1食当たりの糖質量とか、トッピング(ドライフルーツのこと)は、これとこれとこれをこう合わせるとすごく理にかなっているとか。

私は左脳寄りの人間なのかもしれないですけれども、知識を深めて自分で実践してみて納得したものを商品づくりに活かすみたいなことをやって、今でも好調に売れているので、1つの成功例なのかなと思いますね。

【左脳・右脳】

左脳は、言語や計算、論理的思考に大きく関わるとされる。

右脳は、記憶、想像、ひらめきに大きく関わるとされる。

広告学校で気づいたこと

フリーアドレスのオフィス。右が社長席だそうです。

ところで、なぜカルビーに入社されたんですか?

学生の頃から、1つの事をいろんな切り口で伝えられる広告のおもしろさにすごく興味があって、広告学校に通ったんです。

実際のその仕事を知っていくなかで、ものづくりも含めた、いちばん最初からいちばん最後の、お客さんにどう伝えるか、どう手にとって頂くかを含めてできる仕事がしたいと思うようになったんですよね。

広告学校ってどういうところなんですか?

広告業界の第一人者の方たちが講師になって広告の考え方を教えてくださったり、実際に自分でコピーを作ってみて評価をして頂いたりという授業がありましたね。

どれぐらい、通われたんですか?

およそ半年間だったと思います。大学2年生のときに。すごくおもしろかったですよ。

学生って、大学やアルバイト先でのコミュニティーだけになりがちですけれど、広告学校は、社会人の方も通っていました。そういう方々と話した時間が、学生時代の自分にとっては大事だったんだと思います。

無限に広がる挑戦のフィールド

広報の幕内さん

余談ですけど、フルグラの上にカレーをかけるっていうのもおいしいんですよ。

幕内さん

へー!!

非常食にもなるんで。白米を炊かなくていいので。フルグラの上にレトルトのカレーをかけて。シチューとかでもおいしい。

おいしそう!こういうのって誰の発想だったんですか?

お客様でもやってる方がいらっしゃるかもしれないですけど、社員からも出ることがありますね。ハウス食品様とのコラボもありましたよね。

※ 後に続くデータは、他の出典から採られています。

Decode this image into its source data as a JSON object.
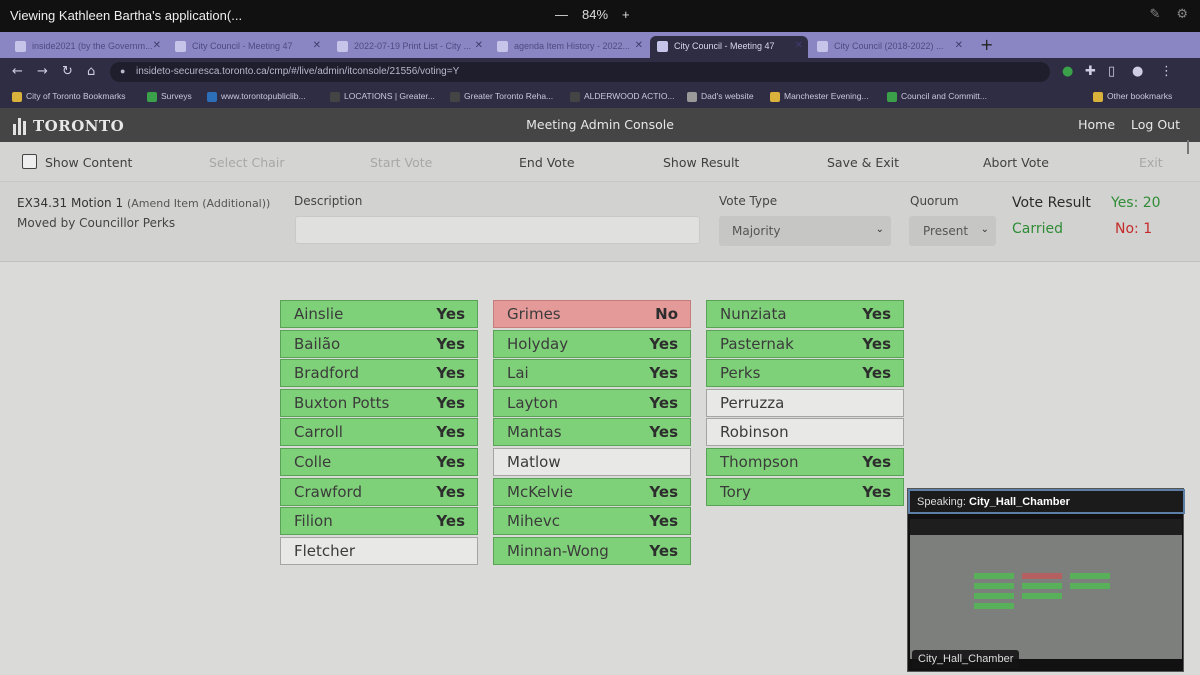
{
  "share_bar": {
    "title": "Viewing Kathleen Bartha's application(...",
    "zoom_minus": "—",
    "zoom": "84%",
    "zoom_plus": "+"
  },
  "browser": {
    "tabs": [
      {
        "label": "inside2021 (by the Governm...",
        "active": false
      },
      {
        "label": "City Council - Meeting 47",
        "active": false
      },
      {
        "label": "2022-07-19 Print List - City ...",
        "active": false
      },
      {
        "label": "agenda Item History - 2022...",
        "active": false
      },
      {
        "label": "City Council - Meeting 47",
        "active": true
      },
      {
        "label": "City Council (2018-2022) ...",
        "active": false
      }
    ],
    "url": "insideto-securesca.toronto.ca/cmp/#/live/admin/itconsole/21556/voting=Y",
    "bookmarks": [
      {
        "label": "City of Toronto Bookmarks",
        "color": "#d8b23a"
      },
      {
        "label": "Surveys",
        "color": "#3aa04a"
      },
      {
        "label": "www.torontopubliclib...",
        "color": "#2c6fb8"
      },
      {
        "label": "LOCATIONS | Greater...",
        "color": "#444"
      },
      {
        "label": "Greater Toronto Reha...",
        "color": "#444"
      },
      {
        "label": "ALDERWOOD ACTIO...",
        "color": "#444"
      },
      {
        "label": "Dad's website",
        "color": "#999"
      },
      {
        "label": "Manchester Evening...",
        "color": "#d8b23a"
      },
      {
        "label": "Council and Committ...",
        "color": "#3aa04a"
      },
      {
        "label": "Other bookmarks",
        "color": "#d8b23a"
      }
    ]
  },
  "header": {
    "logo": "TORONTO",
    "title": "Meeting Admin Console",
    "home": "Home",
    "logout": "Log Out"
  },
  "actions": {
    "show_content": "Show Content",
    "select_chair": "Select Chair",
    "start_vote": "Start Vote",
    "end_vote": "End Vote",
    "show_result": "Show Result",
    "save_exit": "Save & Exit",
    "abort_vote": "Abort Vote",
    "exit": "Exit"
  },
  "motion": {
    "id": "EX34.31 Motion 1",
    "desc": "(Amend Item (Additional))",
    "moved_by": "Moved by Councillor Perks",
    "description_label": "Description",
    "description_value": "",
    "vote_type_label": "Vote Type",
    "vote_type": "Majority",
    "quorum_label": "Quorum",
    "quorum": "Present",
    "result_label": "Vote Result",
    "yes": "Yes: 20",
    "outcome": "Carried",
    "no": "No: 1"
  },
  "votes": [
    [
      {
        "name": "Ainslie",
        "vote": "Yes"
      },
      {
        "name": "Bailão",
        "vote": "Yes"
      },
      {
        "name": "Bradford",
        "vote": "Yes"
      },
      {
        "name": "Buxton Potts",
        "vote": "Yes"
      },
      {
        "name": "Carroll",
        "vote": "Yes"
      },
      {
        "name": "Colle",
        "vote": "Yes"
      },
      {
        "name": "Crawford",
        "vote": "Yes"
      },
      {
        "name": "Filion",
        "vote": "Yes"
      },
      {
        "name": "Fletcher",
        "vote": ""
      }
    ],
    [
      {
        "name": "Grimes",
        "vote": "No"
      },
      {
        "name": "Holyday",
        "vote": "Yes"
      },
      {
        "name": "Lai",
        "vote": "Yes"
      },
      {
        "name": "Layton",
        "vote": "Yes"
      },
      {
        "name": "Mantas",
        "vote": "Yes"
      },
      {
        "name": "Matlow",
        "vote": ""
      },
      {
        "name": "McKelvie",
        "vote": "Yes"
      },
      {
        "name": "Mihevc",
        "vote": "Yes"
      },
      {
        "name": "Minnan-Wong",
        "vote": "Yes"
      }
    ],
    [
      {
        "name": "Nunziata",
        "vote": "Yes"
      },
      {
        "name": "Pasternak",
        "vote": "Yes"
      },
      {
        "name": "Perks",
        "vote": "Yes"
      },
      {
        "name": "Perruzza",
        "vote": ""
      },
      {
        "name": "Robinson",
        "vote": ""
      },
      {
        "name": "Thompson",
        "vote": "Yes"
      },
      {
        "name": "Tory",
        "vote": "Yes"
      }
    ]
  ],
  "speaker": {
    "prefix": "Speaking:",
    "name": "City_Hall_Chamber",
    "camera_label": "City_Hall_Chamber"
  }
}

実際、そういったところからヒット商品が生まれたりもしますね。

偶然から生まれるヒット商品も多いってことですね。

そうですね、実際、とにかく数を打つことで当たるという側面もあったりするので・・・。

だからアイデア1000本ノックとかにつながるんですね。

そうですね。

消費者の行動を分析しているだけでは新しいアイデアって出てこないですもんね。

おっしゃる通りで、カレー味とか絶対出てこないと思います。

最後に、香山さんにとって仕事とは何か、教えてください。

そうですね、仕事とは、新しい価値の創造とさせていただきました。

商品企画という仕事では、新しい商品を生み出したり、その商品を通して新しい価値をお客様に提供するということが分かりやすいかなと思うんです。

でも、社会ではどのような業務においても、新しい価値をつくるというところが求められます。今回、改めて考えてみましたが、自分自身も常に意識しておきたいと思いました。

知られざる世界をいろいろお話ししてくれてありがとうございました。

「ひらめき」の勝負というイメージが強かったのですが、1000本ノックのような地道な世界がその裏にあること伝わってきました。本社オフィスは社長室がなく1つの空間で社長から新人社員までが働いていました。「チームで作業するのは楽しい」という社風はこういうところからも生まれているのかもと感じました。